MOSEK DUAL INFEASIBILITY REPORT.

Problem status: The problem is dual infeasible
Optimizer terminated. Time: 0.38

Interior-point solution summary

Problem status : DUAL_INFEASIBLE

Solution status : DUAL_INFEASIBLE_CER

Primal. obj: -1.6804648429e-002 Viol. con: 1e-012 var: 0e+000 barvar: 0e+000 cones: 0e+000

Optimizer summary
Optimizer - time: 0.38
Interior-point - iterations : 12 time: 0.28
Basis identification - time: 0.00
Primal - iterations : 0 time: 0.00
Dual - iterations : 0 time: 0.00
Clean primal - iterations : 0 time: 0.00
Clean dual - iterations : 0 time: 0.00
Clean primal-dual - iterations : 0 time: 0.00
Simplex - time: 0.00
Primal simplex - iterations : 0 time: 0.00
Dual simplex - iterations : 0 time: 0.00
Primal-dual simplex - iterations : 0 time: 0.00
Mixed integer - relaxations: 0 time: 0.00

Status: Infeasible
Optimal value (cvx_optval): -Inf

MOSEK says your problem is dual infeasible which sort of means unbounded. Well, if CVX feeds the dual problem in to MOSEK that implies the problem is primal infeasible. The certificate is not extremely good but I would trust the conclusion given all I see.

MOSEK says your problem is dual infeasible which sort of means unbounded.

May it happen in some infeasible initialized points? Due to it can work in most simulation seettings.

Since CVX feeds in the dual then your problem is primal infeasible. It is hard for me to say why. In MOSEK we have some tools that can help diagnose it but thay cannot be used from cvx I think.

If you can format the source code so it can be copy-pasted into an editor, then I can verify the MOSEK results, and see if something is wrong. I tried copy-pasting the above version, but there are syntax errors.

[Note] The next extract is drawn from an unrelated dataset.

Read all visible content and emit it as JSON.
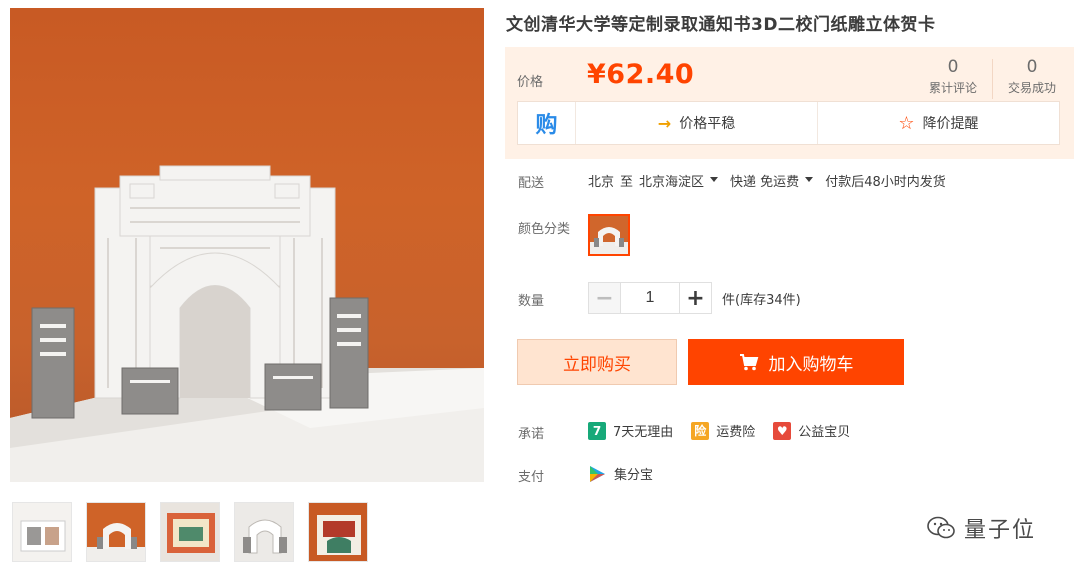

To do this: hit the “edit” button, paste the code in exactly as it appears in your MATLAB code. Then select the code and click the “code” button on the editor—that’s the button with the 1’s and 0’s.

i have already reformat it, thank you.

I had to modify the lines with “maximize (z(1,3))” and “cvx_end”, and then I get an error message “Undefined function or variable ‘iteration’”.

Maybe u should remove the symbol ** ?

Obviously I should, and I did, and then I get the error I mentioned. Most likely you forgot to publish all the required code - you should probably test the published code from an empty directory; a good habit is to run the exact program you publish, before asking for help.